O vereador de Fortaleza Julierme Sena, que também integra a direção do Sindicato dos Policiais Civis do Estado do Ceará, criticou duramente a situação. Segundo ele, a categoria foi prejudicada com a mudança. “O governador traiu a categoria. Com a fusão dos cargos, os profissionais passaram a exercer duas funções, acumulando responsabilidades, mas continuam recebendo como se desempenhassem apenas uma. Isso é uma covardia e uma falta de respeito”, afirmou.
Nos últimos dias, o tema ganhou força nas redes sociais e entre os próprios policiais civis, especialmente após o prazo esperado para a implementação da compensação ter sido ultrapassado. A insatisfação cresce na mesma medida em que aumenta a desconfiança quanto ao cumprimento da promessa por parte do governo estadual. Ainda de acordo com o parlamentar, a questão vai além do aspecto financeiro.
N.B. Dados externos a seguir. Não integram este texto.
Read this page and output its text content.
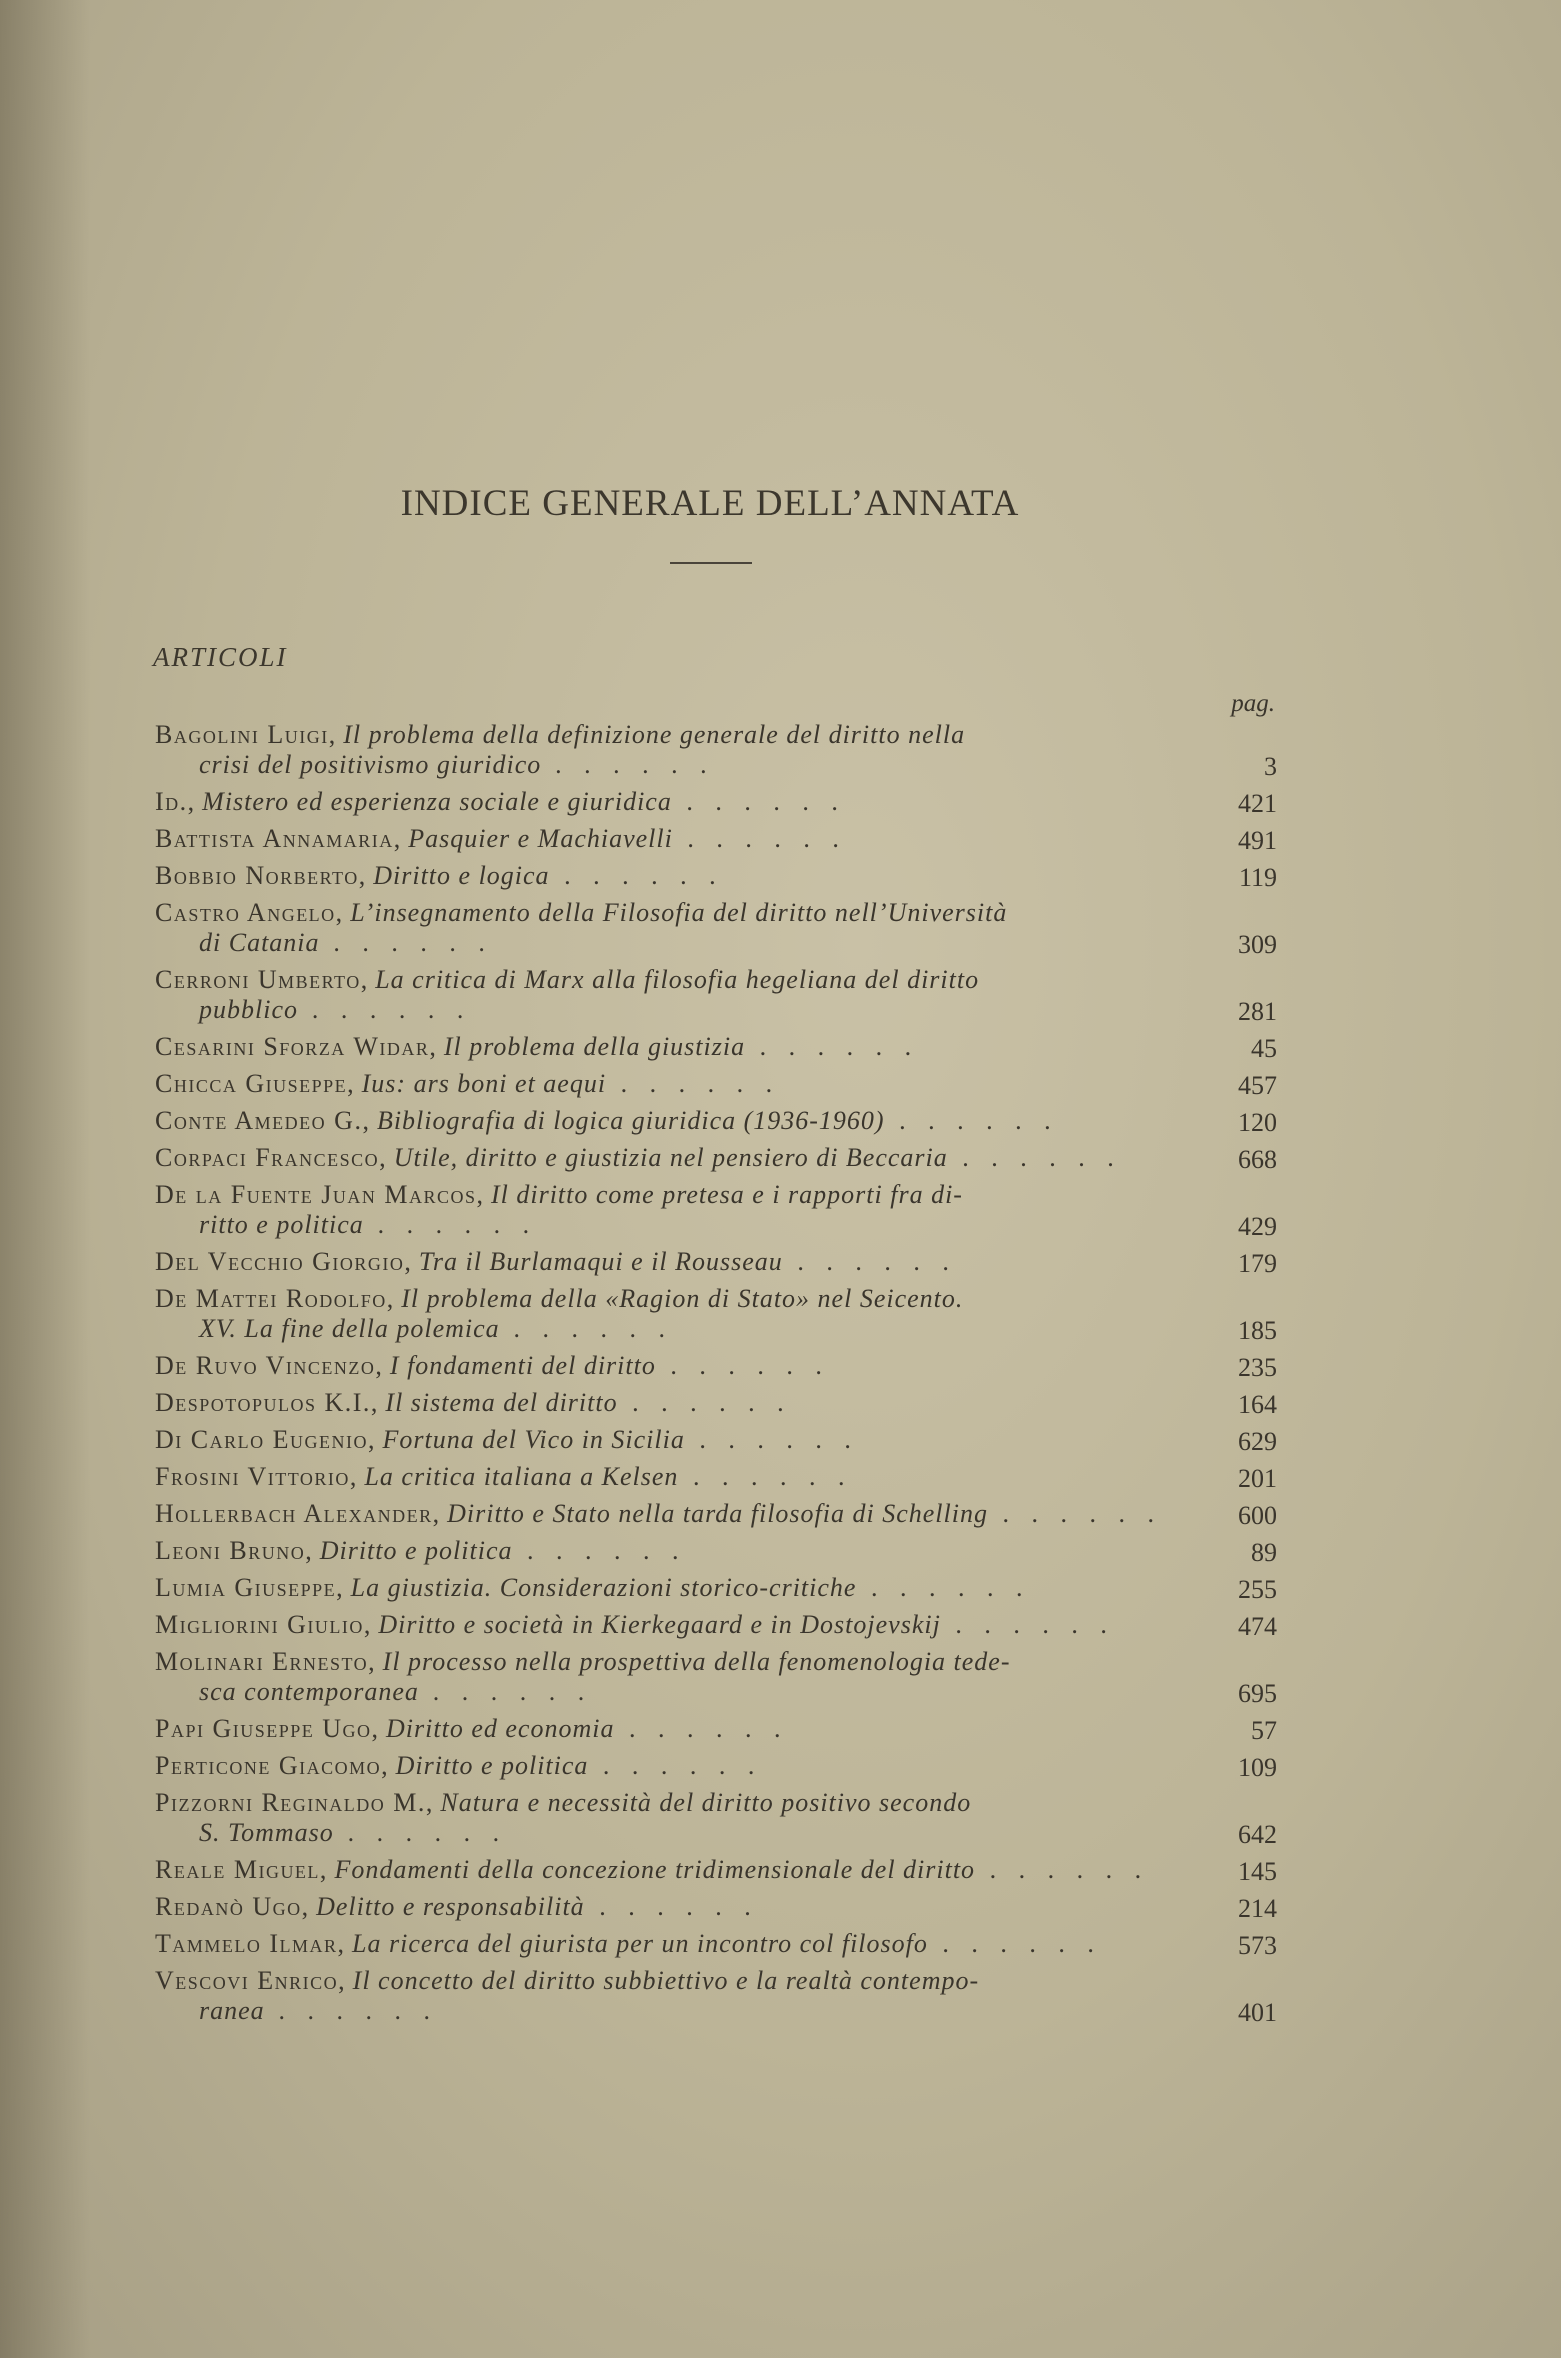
INDICE GENERALE DELL’ANNATA
ARTICOLI
pag.
Bagolini Luigi, Il problema della definizione generale del diritto nella
crisi del positivismo giuridico . . . . . .	3
Id., Mistero ed esperienza sociale e giuridica . . . . . .	421
Battista Annamaria, Pasquier e Machiavelli . . . . . .	491
Bobbio Norberto, Diritto e logica . . . . . .	119
Castro Angelo, L’insegnamento della Filosofia del diritto nell’Università
di Catania . . . . . .	309
Cerroni Umberto, La critica di Marx alla filosofia hegeliana del diritto
pubblico . . . . . .	281
Cesarini Sforza Widar, Il problema della giustizia . . . . . .	45
Chicca Giuseppe, Ius: ars boni et aequi . . . . . .	457
Conte Amedeo G., Bibliografia di logica giuridica (1936-1960) . . . . . .	120
Corpaci Francesco, Utile, diritto e giustizia nel pensiero di Beccaria . . . . . .	668
De la Fuente Juan Marcos, Il diritto come pretesa e i rapporti fra di-
ritto e politica . . . . . .	429
Del Vecchio Giorgio, Tra il Burlamaqui e il Rousseau . . . . . .	179
De Mattei Rodolfo, Il problema della «Ragion di Stato» nel Seicento.
XV. La fine della polemica . . . . . .	185
De Ruvo Vincenzo, I fondamenti del diritto . . . . . .	235
Despotopulos K.I., Il sistema del diritto . . . . . .	164
Di Carlo Eugenio, Fortuna del Vico in Sicilia . . . . . .	629
Frosini Vittorio, La critica italiana a Kelsen . . . . . .	201
Hollerbach Alexander, Diritto e Stato nella tarda filosofia di Schelling . . . . . .	600
Leoni Bruno, Diritto e politica . . . . . .	89
Lumia Giuseppe, La giustizia. Considerazioni storico-critiche . . . . . .	255
Migliorini Giulio, Diritto e società in Kierkegaard e in Dostojevskij . . . . . .	474
Molinari Ernesto, Il processo nella prospettiva della fenomenologia tede-
sca contemporanea . . . . . .	695
Papi Giuseppe Ugo, Diritto ed economia . . . . . .	57
Perticone Giacomo, Diritto e politica . . . . . .	109
Pizzorni Reginaldo M., Natura e necessità del diritto positivo secondo
S. Tommaso . . . . . .	642
Reale Miguel, Fondamenti della concezione tridimensionale del diritto . . . . . .	145
Redanò Ugo, Delitto e responsabilità . . . . . .	214
Tammelo Ilmar, La ricerca del giurista per un incontro col filosofo . . . . . .	573
Vescovi Enrico, Il concetto del diritto subbiettivo e la realtà contempo-
ranea . . . . . .	401
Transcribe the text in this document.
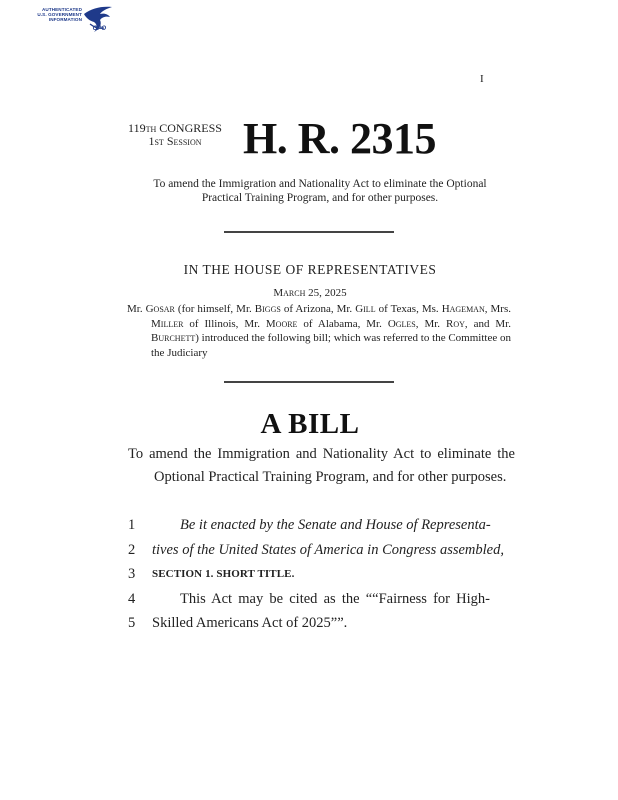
AUTHENTICATED
U.S. GOVERNMENT
INFORMATION
GPO
I
119th CONGRESS
1st Session H. R. 2315
To amend the Immigration and Nationality Act to eliminate the Optional Practical Training Program, and for other purposes.
IN THE HOUSE OF REPRESENTATIVES
March 25, 2025
Mr. Gosar (for himself, Mr. Biggs of Arizona, Mr. Gill of Texas, Ms. Hageman, Mrs. Miller of Illinois, Mr. Moore of Alabama, Mr. Ogles, Mr. Roy, and Mr. Burchett) introduced the following bill; which was referred to the Committee on the Judiciary
A BILL
To amend the Immigration and Nationality Act to eliminate the Optional Practical Training Program, and for other purposes.
1	Be it enacted by the Senate and House of Representa-
2	tives of the United States of America in Congress assembled,
3	SECTION 1. SHORT TITLE.
4	This Act may be cited as the ““Fairness for High-
5	Skilled Americans Act of 2025””.
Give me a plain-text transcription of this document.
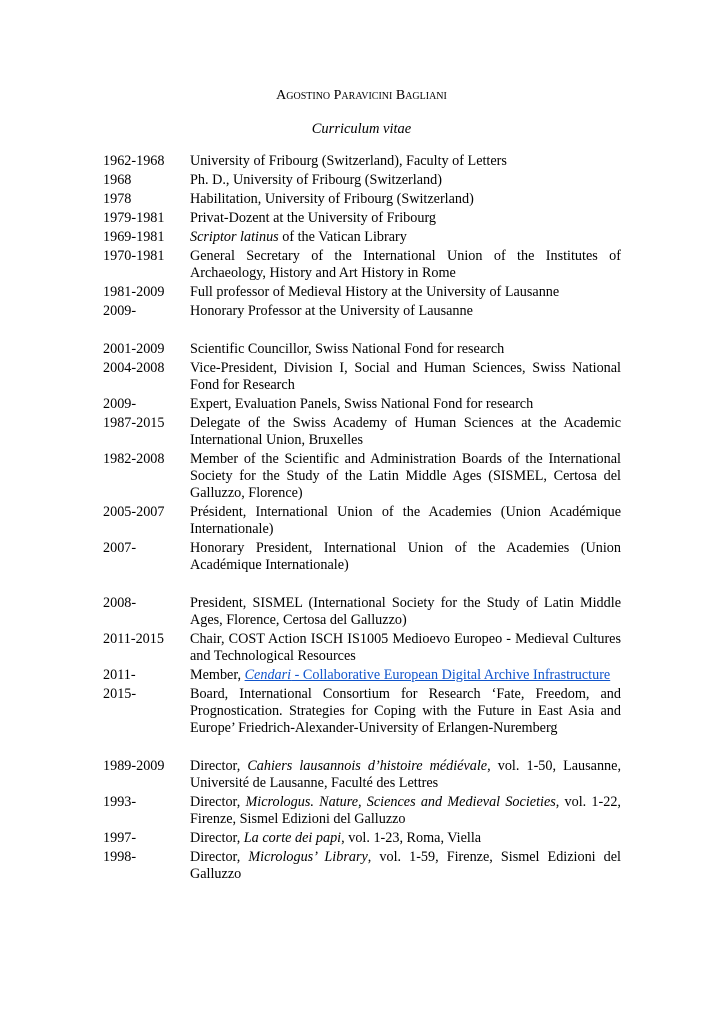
Agostino Paravicini Bagliani
Curriculum vitae
1962-1968	University of Fribourg (Switzerland), Faculty of Letters
1968	Ph. D., University of Fribourg (Switzerland)
1978	Habilitation, University of Fribourg (Switzerland)
1979-1981	Privat-Dozent at the University of Fribourg
1969-1981	Scriptor latinus of the Vatican Library
1970-1981	General Secretary of the International Union of the Institutes of Archaeology, History and Art History in Rome
1981-2009	Full professor of Medieval History at the University of Lausanne
2009-	Honorary Professor at the University of Lausanne
2001-2009	Scientific Councillor, Swiss National Fond for research
2004-2008	Vice-President, Division I, Social and Human Sciences, Swiss National Fond for Research
2009-	Expert, Evaluation Panels, Swiss National Fond for research
1987-2015	Delegate of the Swiss Academy of Human Sciences at the Academic International Union, Bruxelles
1982-2008	Member of the Scientific and Administration Boards of the International Society for the Study of the Latin Middle Ages (SISMEL, Certosa del Galluzzo, Florence)
2005-2007	Président, International Union of the Academies (Union Académique Internationale)
2007-	Honorary President, International Union of the Academies (Union Académique Internationale)
2008-	President, SISMEL (International Society for the Study of Latin Middle Ages, Florence, Certosa del Galluzzo)
2011-2015	Chair, COST Action ISCH IS1005 Medioevo Europeo - Medieval Cultures and Technological Resources
2011-	Member, Cendari - Collaborative European Digital Archive Infrastructure
2015-	Board, International Consortium for Research ‘Fate, Freedom, and Prognostication. Strategies for Coping with the Future in East Asia and Europe’ Friedrich-Alexander-University of Erlangen-Nuremberg
1989-2009	Director, Cahiers lausannois d’histoire médiévale, vol. 1-50, Lausanne, Université de Lausanne, Faculté des Lettres
1993-	Director, Micrologus. Nature, Sciences and Medieval Societies, vol. 1-22, Firenze, Sismel Edizioni del Galluzzo
1997-	Director, La corte dei papi, vol. 1-23, Roma, Viella
1998-	Director, Micrologus’ Library, vol. 1-59, Firenze, Sismel Edizioni del Galluzzo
“Esses profissionais enfrentam o crime organizado diariamente e não recebem o reconhecimento devido. Não se trata apenas de remuneração, mas de valorização. Enquanto isso, faltam investimentos básicos como armamento adequado, manutenção de delegacias e melhores condições de trabalho. O auxílio-alimentação, por exemplo, está entre os mais baixos do Nordeste. O descaso é evidente. O governador precisa cumprir sua palavra”, reforçou.
A categoria segue aguardando um posicionamento oficial do Governo do Estado sobre a compensação financeira.